Kadcyla is a first of its kind in breast cancer. Kadcyla consists of the HER2-targeted antibody, contained in the medicine Herceptin® (trastuzumab), linked with a potent chemotherapy agent and initiates a unique, double attack on cancer cells: first, by seeking out the faulty cells and blocking their growth signals and second, by penetrating the cell's outer surface and releasing a payload of potent chemotherapy to destroy it from within. This targeted approach means that many patients are spared some of the traditional side effects of chemotherapy, such as hair loss.

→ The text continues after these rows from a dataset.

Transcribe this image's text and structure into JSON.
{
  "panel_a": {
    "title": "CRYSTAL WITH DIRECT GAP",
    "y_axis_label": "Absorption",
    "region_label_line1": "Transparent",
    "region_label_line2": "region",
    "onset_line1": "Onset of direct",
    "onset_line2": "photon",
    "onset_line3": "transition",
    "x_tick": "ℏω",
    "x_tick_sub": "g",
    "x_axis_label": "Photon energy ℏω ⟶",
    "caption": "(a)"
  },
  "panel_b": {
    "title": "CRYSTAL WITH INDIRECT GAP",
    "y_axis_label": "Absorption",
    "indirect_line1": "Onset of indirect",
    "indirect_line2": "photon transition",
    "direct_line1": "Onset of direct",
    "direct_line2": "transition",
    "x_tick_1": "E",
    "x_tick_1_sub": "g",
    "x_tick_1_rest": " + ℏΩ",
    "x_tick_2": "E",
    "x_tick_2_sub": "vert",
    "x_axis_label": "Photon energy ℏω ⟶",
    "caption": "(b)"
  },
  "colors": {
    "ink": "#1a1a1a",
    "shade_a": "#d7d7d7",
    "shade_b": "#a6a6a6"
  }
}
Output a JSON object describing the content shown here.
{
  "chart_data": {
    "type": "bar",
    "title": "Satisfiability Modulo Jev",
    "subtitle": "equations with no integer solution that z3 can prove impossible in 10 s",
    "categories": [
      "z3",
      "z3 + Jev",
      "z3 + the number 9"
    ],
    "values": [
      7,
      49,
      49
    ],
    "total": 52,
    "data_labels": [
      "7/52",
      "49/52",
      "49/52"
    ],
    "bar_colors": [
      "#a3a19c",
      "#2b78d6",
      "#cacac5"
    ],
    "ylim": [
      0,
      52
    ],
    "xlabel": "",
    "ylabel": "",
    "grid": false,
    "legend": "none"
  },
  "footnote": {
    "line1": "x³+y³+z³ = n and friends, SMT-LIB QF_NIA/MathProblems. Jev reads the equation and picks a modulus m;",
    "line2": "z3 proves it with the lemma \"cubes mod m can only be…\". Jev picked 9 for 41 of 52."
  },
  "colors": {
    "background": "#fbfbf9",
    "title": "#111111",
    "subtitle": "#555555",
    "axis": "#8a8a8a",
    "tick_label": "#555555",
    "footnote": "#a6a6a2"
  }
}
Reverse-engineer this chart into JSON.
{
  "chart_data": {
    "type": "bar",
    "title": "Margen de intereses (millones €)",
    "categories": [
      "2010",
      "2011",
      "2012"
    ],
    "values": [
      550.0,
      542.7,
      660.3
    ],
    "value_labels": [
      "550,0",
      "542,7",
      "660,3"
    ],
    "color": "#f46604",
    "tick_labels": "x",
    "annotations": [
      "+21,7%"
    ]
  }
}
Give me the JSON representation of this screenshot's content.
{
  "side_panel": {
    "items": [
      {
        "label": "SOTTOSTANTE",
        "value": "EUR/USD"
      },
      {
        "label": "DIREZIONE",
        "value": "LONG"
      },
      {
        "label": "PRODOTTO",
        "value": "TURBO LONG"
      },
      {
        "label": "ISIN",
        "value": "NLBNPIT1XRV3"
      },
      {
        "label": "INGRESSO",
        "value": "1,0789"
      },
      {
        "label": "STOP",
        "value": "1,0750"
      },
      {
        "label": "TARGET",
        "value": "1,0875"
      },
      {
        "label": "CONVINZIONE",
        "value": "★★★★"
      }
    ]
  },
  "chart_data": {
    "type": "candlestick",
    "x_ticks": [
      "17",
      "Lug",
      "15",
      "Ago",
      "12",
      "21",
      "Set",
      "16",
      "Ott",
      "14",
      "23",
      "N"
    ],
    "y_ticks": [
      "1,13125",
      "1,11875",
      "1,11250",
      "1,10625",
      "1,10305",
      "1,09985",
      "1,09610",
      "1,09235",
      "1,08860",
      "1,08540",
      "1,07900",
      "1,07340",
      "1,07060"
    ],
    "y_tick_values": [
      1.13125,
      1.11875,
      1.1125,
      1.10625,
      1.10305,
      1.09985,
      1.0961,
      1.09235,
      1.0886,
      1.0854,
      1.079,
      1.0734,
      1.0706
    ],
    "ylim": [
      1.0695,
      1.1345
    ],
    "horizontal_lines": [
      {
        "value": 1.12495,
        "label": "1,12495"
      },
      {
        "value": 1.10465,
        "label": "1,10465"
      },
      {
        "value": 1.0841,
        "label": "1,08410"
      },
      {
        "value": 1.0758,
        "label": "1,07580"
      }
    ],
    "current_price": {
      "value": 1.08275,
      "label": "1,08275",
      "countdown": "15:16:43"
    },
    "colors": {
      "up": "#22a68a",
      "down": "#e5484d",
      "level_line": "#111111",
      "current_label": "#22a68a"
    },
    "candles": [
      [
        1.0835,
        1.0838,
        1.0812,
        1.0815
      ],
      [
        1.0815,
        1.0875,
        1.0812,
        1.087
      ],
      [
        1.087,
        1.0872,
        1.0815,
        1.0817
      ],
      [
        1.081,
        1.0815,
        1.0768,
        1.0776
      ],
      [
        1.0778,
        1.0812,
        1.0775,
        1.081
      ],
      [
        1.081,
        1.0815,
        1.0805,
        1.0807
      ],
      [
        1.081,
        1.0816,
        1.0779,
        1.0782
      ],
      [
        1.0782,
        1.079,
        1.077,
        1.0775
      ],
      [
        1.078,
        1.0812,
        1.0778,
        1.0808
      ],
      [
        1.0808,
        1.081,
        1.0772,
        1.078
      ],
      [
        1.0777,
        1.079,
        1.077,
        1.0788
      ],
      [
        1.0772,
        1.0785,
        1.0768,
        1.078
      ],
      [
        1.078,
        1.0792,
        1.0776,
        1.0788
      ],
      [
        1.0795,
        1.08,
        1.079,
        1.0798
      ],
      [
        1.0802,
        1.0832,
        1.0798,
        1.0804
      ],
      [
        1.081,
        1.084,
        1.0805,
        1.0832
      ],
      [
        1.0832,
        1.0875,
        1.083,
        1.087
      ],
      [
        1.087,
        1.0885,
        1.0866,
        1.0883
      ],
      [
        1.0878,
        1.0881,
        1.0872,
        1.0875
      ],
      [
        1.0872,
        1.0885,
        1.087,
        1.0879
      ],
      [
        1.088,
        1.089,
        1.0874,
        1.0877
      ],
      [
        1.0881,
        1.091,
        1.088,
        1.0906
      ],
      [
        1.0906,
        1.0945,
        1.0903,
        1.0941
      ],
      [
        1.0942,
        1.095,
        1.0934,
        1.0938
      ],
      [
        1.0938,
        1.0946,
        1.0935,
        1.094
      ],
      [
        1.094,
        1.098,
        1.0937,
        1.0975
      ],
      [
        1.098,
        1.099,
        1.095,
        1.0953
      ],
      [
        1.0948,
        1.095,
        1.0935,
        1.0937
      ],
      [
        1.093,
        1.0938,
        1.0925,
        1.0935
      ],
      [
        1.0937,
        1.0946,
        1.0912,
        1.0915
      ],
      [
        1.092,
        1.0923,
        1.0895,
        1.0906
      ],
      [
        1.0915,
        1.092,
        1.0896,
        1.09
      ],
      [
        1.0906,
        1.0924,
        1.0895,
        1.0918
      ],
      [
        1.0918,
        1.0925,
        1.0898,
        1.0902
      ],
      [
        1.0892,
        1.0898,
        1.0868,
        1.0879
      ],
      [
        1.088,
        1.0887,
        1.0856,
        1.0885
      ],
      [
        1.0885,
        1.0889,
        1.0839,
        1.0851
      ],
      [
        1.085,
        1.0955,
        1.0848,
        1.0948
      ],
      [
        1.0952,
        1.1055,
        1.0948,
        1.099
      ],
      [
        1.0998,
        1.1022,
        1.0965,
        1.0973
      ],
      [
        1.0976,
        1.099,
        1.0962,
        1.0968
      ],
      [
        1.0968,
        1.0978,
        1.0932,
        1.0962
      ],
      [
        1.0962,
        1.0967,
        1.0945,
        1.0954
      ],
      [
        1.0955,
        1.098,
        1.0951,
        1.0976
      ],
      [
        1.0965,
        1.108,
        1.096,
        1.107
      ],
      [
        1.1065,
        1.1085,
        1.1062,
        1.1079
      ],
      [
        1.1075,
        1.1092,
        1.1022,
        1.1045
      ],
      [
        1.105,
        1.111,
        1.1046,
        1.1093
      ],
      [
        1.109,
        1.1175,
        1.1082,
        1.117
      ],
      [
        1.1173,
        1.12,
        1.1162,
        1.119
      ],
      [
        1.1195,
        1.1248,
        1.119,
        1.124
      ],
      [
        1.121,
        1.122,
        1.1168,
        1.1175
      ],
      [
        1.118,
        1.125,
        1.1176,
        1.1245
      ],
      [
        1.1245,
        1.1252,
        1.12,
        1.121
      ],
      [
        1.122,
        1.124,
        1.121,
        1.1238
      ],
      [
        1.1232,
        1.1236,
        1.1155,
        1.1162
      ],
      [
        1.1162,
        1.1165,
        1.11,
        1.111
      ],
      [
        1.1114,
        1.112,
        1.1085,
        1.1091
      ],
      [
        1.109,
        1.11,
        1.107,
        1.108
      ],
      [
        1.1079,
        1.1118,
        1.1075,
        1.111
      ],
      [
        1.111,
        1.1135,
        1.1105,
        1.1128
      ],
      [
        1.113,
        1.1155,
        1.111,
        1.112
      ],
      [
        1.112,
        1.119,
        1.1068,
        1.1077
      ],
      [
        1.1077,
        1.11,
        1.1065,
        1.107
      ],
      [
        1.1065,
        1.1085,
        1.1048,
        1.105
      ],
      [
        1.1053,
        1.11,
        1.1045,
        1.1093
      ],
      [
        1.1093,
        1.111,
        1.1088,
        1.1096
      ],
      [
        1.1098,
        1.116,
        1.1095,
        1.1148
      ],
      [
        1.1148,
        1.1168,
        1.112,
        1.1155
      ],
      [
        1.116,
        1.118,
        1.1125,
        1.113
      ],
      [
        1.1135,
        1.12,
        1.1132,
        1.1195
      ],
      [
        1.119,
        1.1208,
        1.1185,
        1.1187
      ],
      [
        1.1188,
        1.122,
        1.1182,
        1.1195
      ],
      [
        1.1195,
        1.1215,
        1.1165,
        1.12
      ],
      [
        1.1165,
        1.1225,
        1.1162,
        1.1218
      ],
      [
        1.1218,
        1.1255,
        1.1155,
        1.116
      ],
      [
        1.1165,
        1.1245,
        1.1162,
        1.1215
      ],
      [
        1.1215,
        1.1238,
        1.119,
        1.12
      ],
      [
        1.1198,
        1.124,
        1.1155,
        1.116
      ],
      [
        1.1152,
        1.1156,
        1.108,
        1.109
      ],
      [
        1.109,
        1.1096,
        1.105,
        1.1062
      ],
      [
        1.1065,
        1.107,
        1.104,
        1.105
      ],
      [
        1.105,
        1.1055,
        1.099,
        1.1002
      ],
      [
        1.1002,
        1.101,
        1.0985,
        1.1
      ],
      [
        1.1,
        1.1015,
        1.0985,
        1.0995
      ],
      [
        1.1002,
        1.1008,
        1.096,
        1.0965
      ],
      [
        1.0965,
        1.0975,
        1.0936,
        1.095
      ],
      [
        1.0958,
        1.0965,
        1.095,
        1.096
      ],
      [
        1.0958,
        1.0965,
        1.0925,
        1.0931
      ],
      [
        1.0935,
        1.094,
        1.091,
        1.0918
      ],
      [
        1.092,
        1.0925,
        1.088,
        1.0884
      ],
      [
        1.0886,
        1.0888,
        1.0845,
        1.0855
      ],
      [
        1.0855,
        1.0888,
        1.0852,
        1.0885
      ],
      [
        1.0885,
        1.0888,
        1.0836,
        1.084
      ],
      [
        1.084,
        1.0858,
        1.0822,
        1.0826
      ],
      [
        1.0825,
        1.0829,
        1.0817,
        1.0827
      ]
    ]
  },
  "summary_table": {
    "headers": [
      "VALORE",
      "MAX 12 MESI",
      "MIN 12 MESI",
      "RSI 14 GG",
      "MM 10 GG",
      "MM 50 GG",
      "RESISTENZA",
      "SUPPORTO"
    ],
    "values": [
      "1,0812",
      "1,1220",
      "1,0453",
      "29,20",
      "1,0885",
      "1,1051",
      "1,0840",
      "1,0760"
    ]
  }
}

Kadcyla is licensed for the treatment of women with advanced HER2-positive breast cancer who have previously failed treatment with Herceptin® (trastuzumab) and a taxane chemotherapy, separately or in combination. Patients who received Kadcyla experienced fewer severe side effects than those who received lapatinib plus capecitabine, allowing patients to live a better quality of life during treatment. In the EMILIA study, the most common grade 3 (severe) or higher side effects for those patients receiving lapatinib plus capecitabine chemotherapy, compared to Kadcyla were diarrhoea (20.7% vs. 1.6%), hand-foot syndrome (16.4% vs. 0%) and vomiting (4.5% vs. 0.8%).8f In the study, the most common grade 3 side effects associated with Kadcyla versus lapatinib plus capecitabine, were low platelet count (12.9% vs. 0.2%), increased levels of enzymes released by the liver (aspartate aminotransferase or 'AST': 4.3% vs. 0.8%; alanine aminotransferase or 'ALT': 2.9% vs. 1.4%) and anaemia (2.7% vs. 1.6%).8g Like other treatments that target HER2, heart monitoring is required before and during treatment.